The implied conclusion of the court is thus that although entry is controlled through gated and other security measures, the roads are still excluded from the “private road” category. The practical effect is thus that these roads fall under the scope of the NRTA. The fact that permission to enter the premises is required, does not render the classification of these roads as “private”. Residents, service providers, property owners and pedestrians also have a right to access the estate and the protection as offered by the NRTA. The control of access is mainly incorporated for security purposes.

The possibility does, however, exist where a private driveway of an individual property on the estate, or common driveways may be classified as a private road. This is, however, excluded where the driveway forms part of the common property within the HOA.
One should not lose sight of the fact that an estate retains all the characteristics of an urban township and residential area. Most of these estates fall within the definition of an “urban area” under the NRTA. The NRTA defines an “urban area” as a portion of the area of jurisdiction of a local authority which has been subdivided into erven or is surrounded by surveyed erven.

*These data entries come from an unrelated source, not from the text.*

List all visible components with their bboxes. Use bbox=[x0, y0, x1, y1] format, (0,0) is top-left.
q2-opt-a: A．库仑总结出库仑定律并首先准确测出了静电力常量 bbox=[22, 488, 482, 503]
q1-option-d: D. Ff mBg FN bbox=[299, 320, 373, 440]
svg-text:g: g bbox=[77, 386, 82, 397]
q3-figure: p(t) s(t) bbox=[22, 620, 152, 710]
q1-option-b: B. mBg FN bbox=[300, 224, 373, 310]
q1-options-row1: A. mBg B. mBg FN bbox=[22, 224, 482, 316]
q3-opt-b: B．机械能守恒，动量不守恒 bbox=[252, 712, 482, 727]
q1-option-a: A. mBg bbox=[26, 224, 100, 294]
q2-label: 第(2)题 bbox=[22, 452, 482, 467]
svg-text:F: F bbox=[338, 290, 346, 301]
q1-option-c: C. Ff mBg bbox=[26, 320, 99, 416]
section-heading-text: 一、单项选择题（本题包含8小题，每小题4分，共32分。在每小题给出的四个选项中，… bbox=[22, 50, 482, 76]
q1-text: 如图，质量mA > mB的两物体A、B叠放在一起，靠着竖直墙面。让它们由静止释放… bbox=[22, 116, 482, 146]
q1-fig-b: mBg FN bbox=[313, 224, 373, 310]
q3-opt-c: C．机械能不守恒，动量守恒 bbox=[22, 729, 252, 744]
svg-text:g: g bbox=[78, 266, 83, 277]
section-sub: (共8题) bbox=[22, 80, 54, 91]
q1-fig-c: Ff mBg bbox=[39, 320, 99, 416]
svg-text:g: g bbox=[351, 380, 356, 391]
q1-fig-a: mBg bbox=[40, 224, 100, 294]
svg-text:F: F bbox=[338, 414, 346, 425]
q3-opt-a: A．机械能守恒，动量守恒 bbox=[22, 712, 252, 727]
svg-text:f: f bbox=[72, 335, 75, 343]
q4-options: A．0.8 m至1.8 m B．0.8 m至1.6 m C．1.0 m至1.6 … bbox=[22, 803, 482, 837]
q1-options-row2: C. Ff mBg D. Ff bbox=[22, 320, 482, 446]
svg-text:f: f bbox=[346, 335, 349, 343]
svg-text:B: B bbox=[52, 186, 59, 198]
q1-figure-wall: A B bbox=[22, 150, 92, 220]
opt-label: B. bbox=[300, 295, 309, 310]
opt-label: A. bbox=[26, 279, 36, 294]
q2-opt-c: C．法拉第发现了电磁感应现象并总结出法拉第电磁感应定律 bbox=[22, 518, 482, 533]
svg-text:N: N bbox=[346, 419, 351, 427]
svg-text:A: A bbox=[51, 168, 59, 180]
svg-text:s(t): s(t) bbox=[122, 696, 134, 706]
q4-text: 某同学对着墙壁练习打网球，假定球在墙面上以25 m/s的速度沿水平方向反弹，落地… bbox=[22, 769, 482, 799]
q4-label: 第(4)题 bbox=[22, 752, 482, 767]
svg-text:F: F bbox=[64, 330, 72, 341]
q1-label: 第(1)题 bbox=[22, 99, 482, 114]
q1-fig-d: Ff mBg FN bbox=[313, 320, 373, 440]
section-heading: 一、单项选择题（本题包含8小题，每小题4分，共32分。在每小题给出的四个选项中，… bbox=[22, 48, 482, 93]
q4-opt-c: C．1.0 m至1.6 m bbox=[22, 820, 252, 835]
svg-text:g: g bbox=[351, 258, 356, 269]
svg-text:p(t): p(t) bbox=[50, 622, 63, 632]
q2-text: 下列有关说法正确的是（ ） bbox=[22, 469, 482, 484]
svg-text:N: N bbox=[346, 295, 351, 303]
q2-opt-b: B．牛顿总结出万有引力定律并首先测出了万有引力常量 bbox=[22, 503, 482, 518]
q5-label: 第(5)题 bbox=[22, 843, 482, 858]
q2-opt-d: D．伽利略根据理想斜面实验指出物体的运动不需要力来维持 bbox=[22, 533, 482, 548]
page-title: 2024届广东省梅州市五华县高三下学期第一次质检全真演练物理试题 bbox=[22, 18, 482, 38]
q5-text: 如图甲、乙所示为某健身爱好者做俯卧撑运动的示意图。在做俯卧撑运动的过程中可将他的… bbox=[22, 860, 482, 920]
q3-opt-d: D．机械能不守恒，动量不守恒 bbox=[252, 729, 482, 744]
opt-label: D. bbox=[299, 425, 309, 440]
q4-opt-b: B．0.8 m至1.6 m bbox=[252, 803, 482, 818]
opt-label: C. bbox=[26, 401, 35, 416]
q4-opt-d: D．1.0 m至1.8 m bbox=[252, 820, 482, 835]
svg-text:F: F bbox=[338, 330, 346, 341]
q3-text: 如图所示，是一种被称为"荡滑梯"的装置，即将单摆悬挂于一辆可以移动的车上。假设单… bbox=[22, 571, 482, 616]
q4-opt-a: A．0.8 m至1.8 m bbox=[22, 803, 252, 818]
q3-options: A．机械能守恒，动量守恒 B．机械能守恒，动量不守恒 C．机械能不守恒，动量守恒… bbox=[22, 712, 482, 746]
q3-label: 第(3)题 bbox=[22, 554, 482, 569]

What most of the members out there are thinking at this moment is indeed true. The rules pertaining to traffic and road usage within the HOA has to be in accordance with the provisions of the NRTA. Certain examples of the implications hereof are as follows:

Road signage does not comply with the regulations of the NRTA, due to its dimensions, shape and colour being incorrect. The speed limit within an urban area is 60km/h in terms of the NRTA. Now, when one looks at the abovementioned scenario pertaining to signage, the situation can exist where the speed limit in the Estate is reduced to 30km/h, but due to the signage not conforming to the regulations of the NRTA, the speed limit is ipso facto brought to urban speed limit of 60km/h. The transgressor will thus not be criminally liable for driving 45km/h, but may be liable to the HOA in terms of the contractual obligations (Rules of the HOA). The upside to the defective signage is that the Minister, the MEC or any person authorised by the Minister or MEC, or the relevant local authority may authorise the use of the defective signage.
“What happens in the event where the Estate’s signage conforms to the requirements of the NRTA?” you may ask. This is a very pretty scenario on paper, but if the estate management or private security service providers have not complied with the NRTA and have not been subsequently authorised to enforce the traffic regulations, the regulations would be unenforceable.

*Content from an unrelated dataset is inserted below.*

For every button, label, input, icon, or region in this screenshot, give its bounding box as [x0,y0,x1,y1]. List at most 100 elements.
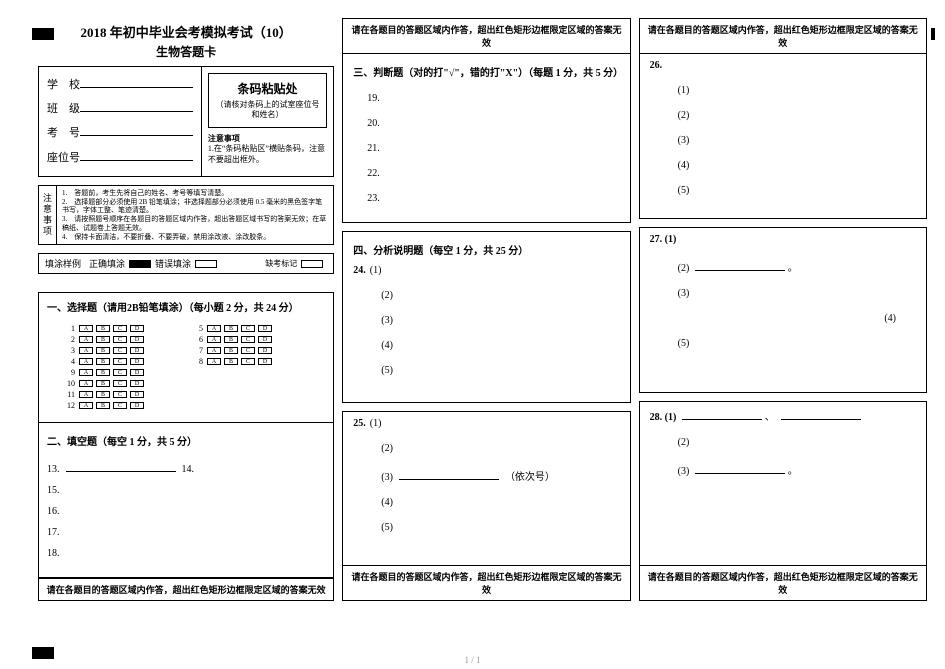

Another example is where the driving of unlicensed vehicles and presence of unlicensed drivers occur. The general rule is that if you are not permitted by law to drive a certain vehicle on a public road, then you are not permitted to drive that vehicle within the Estate. This has a far reaching effect on all the golf carts we see all too often in HOA’s. Most of the golf estates have special golf cart tracks which has no contravening effect towards the NRTA (unless they cross public roads). This, however, is not the end of the road for all the golf cart owning golfers. The use of golf carts on public roads may be approved and authorised by the MEC or local authority concerned.

When a transgression occurs, a “traffic fine” cannot be imposed by a private body like Homeowners Associations, unless the relevant person imposing the fine is authorised by law under the NRTA. The estate management can thus not impose a “traffic fine”, but it can fine a transgressor with a contractual penalty for violating a conduct rule. The fine will stand separate from the operation of the NRTA.

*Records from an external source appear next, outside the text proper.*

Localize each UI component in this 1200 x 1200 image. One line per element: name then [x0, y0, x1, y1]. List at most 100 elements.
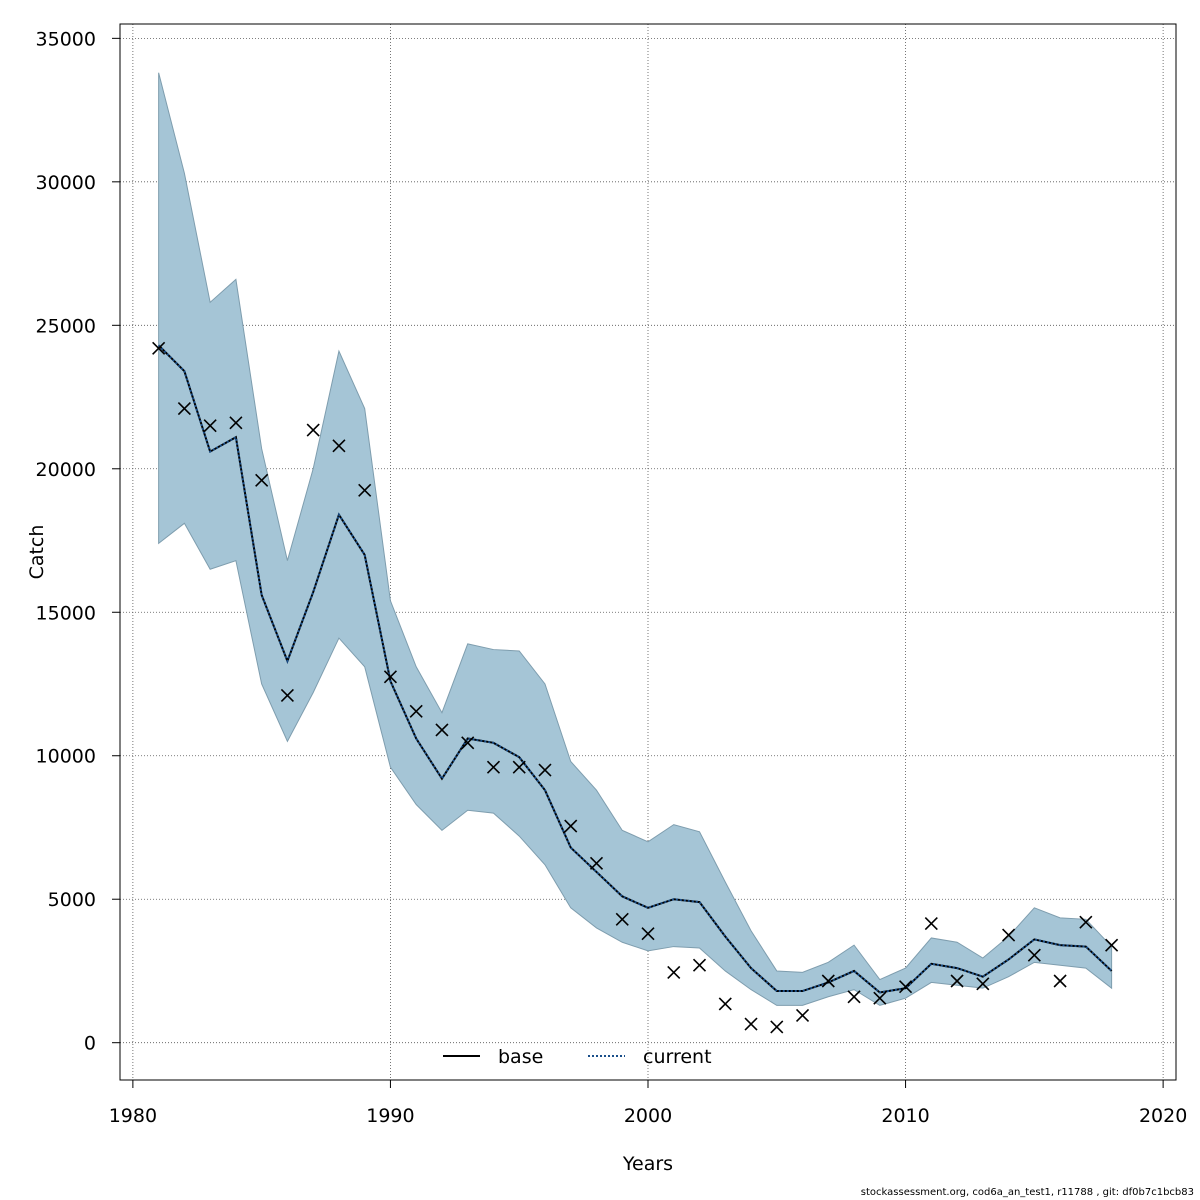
observation-stroke	[718, 997, 732, 1011]
observation-stroke	[589, 856, 604, 870]
observation-point	[306, 423, 320, 437]
observation-point	[1027, 948, 1041, 962]
observation-point	[409, 704, 423, 718]
observation-point	[512, 760, 526, 774]
observation-stroke	[1027, 948, 1041, 962]
observation-point	[950, 974, 964, 988]
observation-stroke	[409, 704, 423, 718]
x-tick-label: 1990	[366, 1105, 414, 1127]
y-tick-label: 35000	[36, 28, 96, 50]
observation-point	[177, 401, 191, 416]
x-tick-label: 2010	[881, 1105, 929, 1127]
x-axis-title: Years	[622, 1153, 673, 1175]
observation-stroke	[306, 423, 320, 437]
observation-stroke	[332, 439, 346, 453]
observation-stroke	[1002, 928, 1016, 942]
observation-stroke	[358, 483, 372, 497]
observation-point	[641, 927, 655, 941]
observation-point	[538, 763, 552, 777]
observation-stroke	[280, 688, 294, 703]
y-tick-label: 30000	[36, 172, 96, 194]
observation-stroke	[538, 763, 552, 777]
observation-stroke	[898, 980, 913, 994]
observation-point	[461, 736, 475, 750]
observation-stroke	[770, 1020, 784, 1034]
observation-stroke	[821, 974, 835, 988]
y-tick-label: 20000	[36, 459, 96, 481]
observation-stroke	[641, 927, 655, 941]
series-lines	[157, 344, 1113, 994]
observation-stroke	[667, 965, 681, 979]
confidence-band	[158, 72, 1113, 1006]
observation-stroke	[435, 723, 449, 737]
observation-stroke	[795, 1008, 810, 1023]
confidence-band-area	[158, 72, 1113, 1006]
observation-point	[332, 439, 346, 453]
axes: 1980 1990 2000 2010 2020 0 5000 10000 15000 20000…	[36, 28, 1188, 1127]
observation-point	[383, 670, 398, 684]
observation-stroke	[229, 416, 243, 430]
legend-label-base: base	[498, 1046, 543, 1068]
x-tick-label: 2000	[624, 1105, 672, 1127]
observation-point	[744, 1017, 758, 1031]
observation-stroke	[383, 670, 398, 684]
observation-stroke	[615, 912, 629, 926]
observation-point	[1053, 974, 1067, 988]
series-line-current	[157, 344, 1113, 994]
y-axis-title: Catch	[26, 525, 48, 580]
observation-point	[203, 419, 217, 433]
observation-point	[358, 483, 372, 497]
observation-point	[486, 760, 501, 774]
observation-stroke	[744, 1017, 758, 1031]
observation-point	[847, 990, 861, 1004]
observation-stroke	[486, 760, 501, 774]
observation-point	[976, 977, 990, 991]
observation-point	[795, 1008, 810, 1023]
observation-stroke	[203, 419, 217, 433]
observation-point	[692, 958, 707, 972]
observation-point	[280, 688, 294, 703]
observation-stroke	[950, 974, 964, 988]
observation-stroke	[924, 917, 938, 931]
observation-stroke	[1053, 974, 1067, 988]
observation-stroke	[255, 473, 269, 487]
x-tick-label: 1980	[109, 1105, 157, 1127]
observation-stroke	[152, 341, 166, 355]
legend-label-current: current	[643, 1046, 712, 1068]
observation-point	[564, 819, 578, 833]
legend: base current	[443, 1046, 712, 1068]
observation-stroke	[1079, 915, 1093, 929]
observation-markers	[152, 341, 1119, 1034]
observation-point	[589, 856, 604, 870]
y-tick-label: 10000	[36, 746, 96, 768]
y-tick-label: 25000	[36, 315, 96, 337]
observation-point	[898, 980, 913, 994]
observation-stroke	[177, 401, 191, 416]
observation-point	[229, 416, 243, 430]
observation-point	[718, 997, 732, 1011]
observation-stroke	[847, 990, 861, 1004]
y-tick-label: 5000	[48, 889, 96, 911]
x-tick-label: 2020	[1139, 1105, 1187, 1127]
observation-stroke	[1105, 938, 1119, 952]
observation-point	[873, 991, 887, 1005]
observation-stroke	[692, 958, 707, 972]
observation-point	[821, 974, 835, 988]
observation-stroke	[564, 819, 578, 833]
observation-point	[924, 917, 938, 931]
observation-stroke	[873, 991, 887, 1005]
observation-point	[1079, 915, 1093, 929]
observation-point	[1105, 938, 1119, 952]
observation-point	[255, 473, 269, 487]
observation-point	[152, 341, 166, 355]
observation-point	[615, 912, 629, 926]
footer-credit: stockassessment.org, cod6a_an_test1, r11…	[860, 1187, 1194, 1198]
y-tick-label: 15000	[36, 602, 96, 624]
observation-point	[1002, 928, 1016, 942]
observation-point	[435, 723, 449, 737]
observation-point	[667, 965, 681, 979]
observation-stroke	[461, 736, 475, 750]
y-tick-label: 0	[84, 1033, 96, 1055]
observation-stroke	[976, 977, 990, 991]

The controlling mechanisms that HOA’s put into place in terms of contractual arrangements with residents, their visitors and other road users as conduct rules cannot take on or replace the NRTA. These are internal contractual conduct measures and the law still applies as on any other public road. The powers and duties of the law enforcement authorities being responsible for traffic law enforcement under the NRTA remain absolute. The conduct rules pertaining to road usage should thus comply with the provisions of the NRTA and if special provisions need to be incorporated, these provisions have to be authorised by the authority authorised to do so.